Last flight for veteran airman Rick
by Lee Hayhurst
SQUADRON Warrant Officer Rick Brand put on his blue RAF
uniform for the final time last week before he retires from the cadet corps after nearly
20 years.
A farewell party attended by 125 cadets past and present and fellow
officers was held in his honour last Friday at Denham in Buckinghamshire where his
squadron has its headquarters.
It was an emotional night for the 57-year-old from Brougham Road,
Acton, who continued volunteering his time to the cadet service for two years longer than
the normal retirement age before ill health forced his decision to go.
He said: "It's been absolutely brilliant. People think of it as
some sort of youth club which it is not. You don't find many youth clubs where young
people willingly get into uniform.
"There are some wonderful opportunities for young people to
achieve things that are just not open to them elsewhere. We turn out very honest and very
reliable young men and women. I am very sad to go, but that's the way the cookie
crumbles."
At Friday's event, held at the Marlin Baker Sport and Social Club in
Denham, Mr Brand was awarded the Queen's Jubilee Medal and the Cadet Service Medal for his
long service.
"I came away feeling very, very satisfied that a lot of young men
and women have come through my care and I have seen them go on to achieve some very good
things in their lives," he said.
Mr Brand joined the RAF at just 15. He specialised in radio
communications.
A life-long amateur radio buff, this was an interest he was able to
develop in the cadet service as its officer in charge of communications training.

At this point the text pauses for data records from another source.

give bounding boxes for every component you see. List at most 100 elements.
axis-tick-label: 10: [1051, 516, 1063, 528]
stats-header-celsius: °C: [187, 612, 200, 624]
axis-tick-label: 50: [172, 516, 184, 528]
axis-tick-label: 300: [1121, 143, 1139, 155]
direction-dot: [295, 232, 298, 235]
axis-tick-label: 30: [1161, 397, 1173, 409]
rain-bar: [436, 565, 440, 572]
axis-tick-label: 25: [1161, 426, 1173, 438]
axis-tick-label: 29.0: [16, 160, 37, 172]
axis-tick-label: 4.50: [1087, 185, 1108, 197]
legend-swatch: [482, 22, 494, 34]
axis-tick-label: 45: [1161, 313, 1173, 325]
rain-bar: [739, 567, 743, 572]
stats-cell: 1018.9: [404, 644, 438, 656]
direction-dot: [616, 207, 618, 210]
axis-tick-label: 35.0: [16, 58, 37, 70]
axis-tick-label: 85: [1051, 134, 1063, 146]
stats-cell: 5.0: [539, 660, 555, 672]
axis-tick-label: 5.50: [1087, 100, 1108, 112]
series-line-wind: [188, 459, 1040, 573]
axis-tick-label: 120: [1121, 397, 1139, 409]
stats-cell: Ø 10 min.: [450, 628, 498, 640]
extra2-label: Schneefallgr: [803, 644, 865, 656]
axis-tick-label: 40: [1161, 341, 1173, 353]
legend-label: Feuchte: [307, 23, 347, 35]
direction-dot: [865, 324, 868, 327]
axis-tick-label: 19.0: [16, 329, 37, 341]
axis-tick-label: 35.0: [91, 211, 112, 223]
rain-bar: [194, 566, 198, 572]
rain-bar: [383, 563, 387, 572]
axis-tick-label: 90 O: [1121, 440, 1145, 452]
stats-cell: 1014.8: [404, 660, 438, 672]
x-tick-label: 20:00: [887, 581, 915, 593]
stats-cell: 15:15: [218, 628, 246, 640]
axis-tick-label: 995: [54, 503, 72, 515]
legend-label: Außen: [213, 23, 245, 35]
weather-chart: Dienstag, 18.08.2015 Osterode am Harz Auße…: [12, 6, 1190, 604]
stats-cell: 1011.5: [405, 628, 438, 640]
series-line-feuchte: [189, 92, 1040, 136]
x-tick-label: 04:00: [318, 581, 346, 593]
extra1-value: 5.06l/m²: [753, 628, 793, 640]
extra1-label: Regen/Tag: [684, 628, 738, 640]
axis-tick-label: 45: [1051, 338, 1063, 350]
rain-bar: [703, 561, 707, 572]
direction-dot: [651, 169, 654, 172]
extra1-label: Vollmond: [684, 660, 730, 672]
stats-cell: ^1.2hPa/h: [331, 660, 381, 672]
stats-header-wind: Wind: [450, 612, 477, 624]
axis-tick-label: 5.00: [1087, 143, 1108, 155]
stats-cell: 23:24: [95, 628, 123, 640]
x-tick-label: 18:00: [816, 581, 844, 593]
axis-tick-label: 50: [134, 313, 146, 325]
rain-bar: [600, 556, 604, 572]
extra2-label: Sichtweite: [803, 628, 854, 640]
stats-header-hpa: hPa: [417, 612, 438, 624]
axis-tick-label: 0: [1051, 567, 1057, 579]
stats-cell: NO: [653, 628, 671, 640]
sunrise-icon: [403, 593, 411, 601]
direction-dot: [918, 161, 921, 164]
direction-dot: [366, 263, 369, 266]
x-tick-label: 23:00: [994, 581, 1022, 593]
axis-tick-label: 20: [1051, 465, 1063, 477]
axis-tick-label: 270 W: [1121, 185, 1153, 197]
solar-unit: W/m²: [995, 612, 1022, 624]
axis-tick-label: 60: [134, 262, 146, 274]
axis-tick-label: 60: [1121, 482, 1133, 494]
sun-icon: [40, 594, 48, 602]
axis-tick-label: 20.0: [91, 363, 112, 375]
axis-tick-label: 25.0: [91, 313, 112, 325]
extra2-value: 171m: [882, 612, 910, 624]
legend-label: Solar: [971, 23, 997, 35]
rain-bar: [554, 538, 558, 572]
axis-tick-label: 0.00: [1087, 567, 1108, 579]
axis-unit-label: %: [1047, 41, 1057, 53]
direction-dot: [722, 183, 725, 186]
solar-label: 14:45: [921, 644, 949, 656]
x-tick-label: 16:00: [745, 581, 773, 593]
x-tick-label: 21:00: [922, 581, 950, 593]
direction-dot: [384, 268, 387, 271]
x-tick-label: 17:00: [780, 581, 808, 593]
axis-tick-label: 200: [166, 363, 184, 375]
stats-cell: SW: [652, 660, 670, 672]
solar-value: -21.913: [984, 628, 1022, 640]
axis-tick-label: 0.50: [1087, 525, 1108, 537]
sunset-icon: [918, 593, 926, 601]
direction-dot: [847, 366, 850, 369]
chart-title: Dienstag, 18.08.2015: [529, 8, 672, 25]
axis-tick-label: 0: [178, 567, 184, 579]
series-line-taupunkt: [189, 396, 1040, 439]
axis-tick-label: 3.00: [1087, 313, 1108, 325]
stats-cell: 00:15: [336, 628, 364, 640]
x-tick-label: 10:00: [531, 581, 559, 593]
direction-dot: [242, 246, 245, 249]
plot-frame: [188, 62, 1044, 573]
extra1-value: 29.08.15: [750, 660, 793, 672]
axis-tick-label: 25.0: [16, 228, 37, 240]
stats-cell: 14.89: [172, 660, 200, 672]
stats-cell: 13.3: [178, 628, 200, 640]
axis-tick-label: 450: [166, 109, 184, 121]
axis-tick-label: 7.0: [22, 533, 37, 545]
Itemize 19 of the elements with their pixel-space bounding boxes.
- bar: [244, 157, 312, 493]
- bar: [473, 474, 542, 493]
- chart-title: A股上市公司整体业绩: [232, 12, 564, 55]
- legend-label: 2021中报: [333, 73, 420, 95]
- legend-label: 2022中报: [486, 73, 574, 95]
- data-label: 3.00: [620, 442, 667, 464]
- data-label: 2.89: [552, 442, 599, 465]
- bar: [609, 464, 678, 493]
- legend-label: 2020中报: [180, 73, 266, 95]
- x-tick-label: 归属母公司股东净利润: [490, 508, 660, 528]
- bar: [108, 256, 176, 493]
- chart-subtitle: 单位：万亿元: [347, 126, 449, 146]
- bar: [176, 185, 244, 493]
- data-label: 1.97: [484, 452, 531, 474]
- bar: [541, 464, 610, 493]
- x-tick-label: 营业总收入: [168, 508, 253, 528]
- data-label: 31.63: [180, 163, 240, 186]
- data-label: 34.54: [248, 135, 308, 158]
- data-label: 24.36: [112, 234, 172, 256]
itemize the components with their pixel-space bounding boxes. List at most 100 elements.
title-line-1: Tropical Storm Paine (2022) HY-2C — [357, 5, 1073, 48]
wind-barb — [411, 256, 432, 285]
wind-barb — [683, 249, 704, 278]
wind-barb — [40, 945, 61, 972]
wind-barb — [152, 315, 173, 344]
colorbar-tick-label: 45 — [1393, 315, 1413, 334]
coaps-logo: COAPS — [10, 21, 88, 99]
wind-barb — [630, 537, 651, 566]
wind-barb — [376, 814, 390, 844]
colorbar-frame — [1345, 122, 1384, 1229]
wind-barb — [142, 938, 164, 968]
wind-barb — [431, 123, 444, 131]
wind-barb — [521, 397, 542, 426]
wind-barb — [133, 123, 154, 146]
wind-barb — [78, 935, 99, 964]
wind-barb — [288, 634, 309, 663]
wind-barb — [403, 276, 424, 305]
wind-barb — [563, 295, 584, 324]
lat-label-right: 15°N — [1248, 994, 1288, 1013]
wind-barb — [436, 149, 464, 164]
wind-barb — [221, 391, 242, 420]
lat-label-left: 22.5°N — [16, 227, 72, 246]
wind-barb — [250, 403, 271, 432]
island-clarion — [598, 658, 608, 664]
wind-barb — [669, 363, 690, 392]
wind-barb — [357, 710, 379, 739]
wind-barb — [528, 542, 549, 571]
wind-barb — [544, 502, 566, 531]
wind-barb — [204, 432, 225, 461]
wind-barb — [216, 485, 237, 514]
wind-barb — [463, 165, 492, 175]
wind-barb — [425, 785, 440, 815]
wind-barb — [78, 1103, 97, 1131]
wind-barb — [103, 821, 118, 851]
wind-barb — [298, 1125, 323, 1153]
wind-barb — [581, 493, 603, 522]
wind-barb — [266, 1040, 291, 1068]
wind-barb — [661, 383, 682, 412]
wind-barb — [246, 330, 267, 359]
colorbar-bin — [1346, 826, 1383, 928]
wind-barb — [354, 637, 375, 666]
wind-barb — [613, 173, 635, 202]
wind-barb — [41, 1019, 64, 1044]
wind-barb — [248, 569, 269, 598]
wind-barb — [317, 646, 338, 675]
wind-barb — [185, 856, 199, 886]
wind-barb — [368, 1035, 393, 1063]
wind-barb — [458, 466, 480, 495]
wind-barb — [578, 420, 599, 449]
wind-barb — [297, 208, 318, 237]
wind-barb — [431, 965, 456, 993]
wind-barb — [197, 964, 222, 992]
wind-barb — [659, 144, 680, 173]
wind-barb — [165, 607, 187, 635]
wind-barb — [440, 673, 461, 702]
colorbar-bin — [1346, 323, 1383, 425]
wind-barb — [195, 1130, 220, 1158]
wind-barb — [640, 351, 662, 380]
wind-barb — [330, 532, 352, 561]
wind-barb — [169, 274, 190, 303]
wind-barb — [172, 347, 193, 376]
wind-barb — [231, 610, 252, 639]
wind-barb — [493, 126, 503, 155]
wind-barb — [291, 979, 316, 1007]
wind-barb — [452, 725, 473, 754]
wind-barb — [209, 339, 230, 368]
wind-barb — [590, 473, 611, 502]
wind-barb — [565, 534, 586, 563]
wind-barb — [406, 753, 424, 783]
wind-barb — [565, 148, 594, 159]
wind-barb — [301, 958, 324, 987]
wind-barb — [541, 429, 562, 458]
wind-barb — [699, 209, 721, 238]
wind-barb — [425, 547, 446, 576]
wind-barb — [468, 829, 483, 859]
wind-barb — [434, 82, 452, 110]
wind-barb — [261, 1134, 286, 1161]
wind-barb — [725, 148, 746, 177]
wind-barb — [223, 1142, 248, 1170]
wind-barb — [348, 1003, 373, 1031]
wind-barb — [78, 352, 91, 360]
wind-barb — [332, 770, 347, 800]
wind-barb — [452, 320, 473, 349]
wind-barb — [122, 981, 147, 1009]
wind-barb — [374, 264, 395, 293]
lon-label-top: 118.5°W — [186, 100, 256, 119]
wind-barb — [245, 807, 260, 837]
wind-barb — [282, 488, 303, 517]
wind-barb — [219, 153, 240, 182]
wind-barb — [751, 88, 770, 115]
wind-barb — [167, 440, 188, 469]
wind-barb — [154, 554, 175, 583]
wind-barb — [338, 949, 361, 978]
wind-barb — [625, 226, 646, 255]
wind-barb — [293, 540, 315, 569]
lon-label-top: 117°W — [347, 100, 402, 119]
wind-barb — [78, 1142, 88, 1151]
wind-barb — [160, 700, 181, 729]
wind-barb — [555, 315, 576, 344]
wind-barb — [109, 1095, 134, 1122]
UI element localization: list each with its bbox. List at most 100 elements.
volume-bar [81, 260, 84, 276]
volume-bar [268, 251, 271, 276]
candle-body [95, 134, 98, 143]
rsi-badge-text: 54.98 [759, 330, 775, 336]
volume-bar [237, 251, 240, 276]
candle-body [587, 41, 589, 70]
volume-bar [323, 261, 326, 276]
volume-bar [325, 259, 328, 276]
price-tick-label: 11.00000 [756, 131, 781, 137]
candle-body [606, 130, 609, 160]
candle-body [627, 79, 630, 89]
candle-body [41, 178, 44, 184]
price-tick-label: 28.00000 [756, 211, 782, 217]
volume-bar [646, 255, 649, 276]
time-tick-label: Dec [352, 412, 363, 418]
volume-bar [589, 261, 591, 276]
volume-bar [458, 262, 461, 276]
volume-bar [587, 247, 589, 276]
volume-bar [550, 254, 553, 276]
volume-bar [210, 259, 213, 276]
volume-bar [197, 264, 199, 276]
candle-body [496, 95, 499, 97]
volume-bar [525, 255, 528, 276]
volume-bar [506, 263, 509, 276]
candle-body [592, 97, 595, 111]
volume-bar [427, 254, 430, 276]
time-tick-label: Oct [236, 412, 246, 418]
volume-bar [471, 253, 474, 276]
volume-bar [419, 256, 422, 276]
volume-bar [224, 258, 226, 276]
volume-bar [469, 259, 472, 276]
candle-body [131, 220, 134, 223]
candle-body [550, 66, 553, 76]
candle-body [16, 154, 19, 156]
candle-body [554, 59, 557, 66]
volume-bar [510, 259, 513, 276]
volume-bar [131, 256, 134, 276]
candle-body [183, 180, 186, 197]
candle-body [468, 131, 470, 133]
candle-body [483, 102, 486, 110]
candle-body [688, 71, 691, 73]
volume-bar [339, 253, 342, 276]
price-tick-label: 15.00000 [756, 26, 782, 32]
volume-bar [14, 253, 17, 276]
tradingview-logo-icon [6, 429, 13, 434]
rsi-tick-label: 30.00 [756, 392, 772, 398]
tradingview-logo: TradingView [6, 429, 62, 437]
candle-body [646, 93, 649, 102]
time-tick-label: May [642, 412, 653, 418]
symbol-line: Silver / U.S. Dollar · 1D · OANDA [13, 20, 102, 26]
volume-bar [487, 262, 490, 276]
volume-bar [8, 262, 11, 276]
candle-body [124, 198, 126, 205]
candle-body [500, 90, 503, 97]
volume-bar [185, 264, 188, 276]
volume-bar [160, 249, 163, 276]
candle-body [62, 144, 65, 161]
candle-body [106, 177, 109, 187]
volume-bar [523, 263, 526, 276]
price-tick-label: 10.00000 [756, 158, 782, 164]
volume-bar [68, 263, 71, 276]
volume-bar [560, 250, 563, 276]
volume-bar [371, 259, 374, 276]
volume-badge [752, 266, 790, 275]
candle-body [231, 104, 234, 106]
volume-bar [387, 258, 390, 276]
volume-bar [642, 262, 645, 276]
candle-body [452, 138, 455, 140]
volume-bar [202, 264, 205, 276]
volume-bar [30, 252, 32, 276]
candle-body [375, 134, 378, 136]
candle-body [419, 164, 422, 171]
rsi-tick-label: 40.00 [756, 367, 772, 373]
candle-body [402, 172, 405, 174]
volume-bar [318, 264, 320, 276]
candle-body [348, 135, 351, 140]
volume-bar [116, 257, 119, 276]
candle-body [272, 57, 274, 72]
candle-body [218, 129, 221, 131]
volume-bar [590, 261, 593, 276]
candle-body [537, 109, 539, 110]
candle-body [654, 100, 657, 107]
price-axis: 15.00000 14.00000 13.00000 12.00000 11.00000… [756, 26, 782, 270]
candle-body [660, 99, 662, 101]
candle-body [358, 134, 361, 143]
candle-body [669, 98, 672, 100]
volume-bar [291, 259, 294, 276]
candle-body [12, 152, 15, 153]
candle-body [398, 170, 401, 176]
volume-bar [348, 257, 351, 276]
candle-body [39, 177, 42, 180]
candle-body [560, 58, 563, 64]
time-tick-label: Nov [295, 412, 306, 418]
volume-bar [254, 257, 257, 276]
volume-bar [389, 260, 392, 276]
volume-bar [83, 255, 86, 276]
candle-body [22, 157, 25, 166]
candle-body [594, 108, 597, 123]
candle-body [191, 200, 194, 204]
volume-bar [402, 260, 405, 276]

He was forced out of the RAF, however, after he was hurt in an accident
and he went on to train as a nurse.
Having worked as a nurse in London he completed his paramedic training
in America and on his return to England started working for Junesco a private air and
ground ambulance service based in Rectory Road, Acton.
He had intended to return to the States but it was while he was working
in Acton that he met Sheila, the daughter of a well known family of Acton builders, S W
Martin and Son.
She was working in a nearby pharmacy and was to become his wife.
In 1984 while working for another private ambulance firm in Heathrow,
Mr Brand renewed his association with the RAF when he became the first ever civilian to be
selected to take its aero-medivac nursing officers' course, an honour that earned him a
mention in the Gazette under the headline "Para-medic Rick is a high flyer".
During his time as a jet-setting paramedic he was sent around the world
picking up seriously ill people from places as far flung as Abu Dhabi, Johannesburg and
Athens.
He also invented the first portable on board life support machine for
aircraft.
But the legacy of a successful battle against thyroid cancer in the
seventies was taking its toll on his health and he was forced to retire early from work.
He has suffered two strokes but nevertheless looks back on his life with no regrets.
"I have had the best of both worlds. I was lucky to do a job that
I loved. I did not know from one day to the next where I would be and with the air cadet
corps I have had the opportunity to do things I otherwise would not have had the chance
to."
As for the future, Mr Brand says he intends to take life easy, all the
while pursuing his interests in radio and kite flying and ignoring his wife's attempts at
persuading him to shave off his trademark moustache.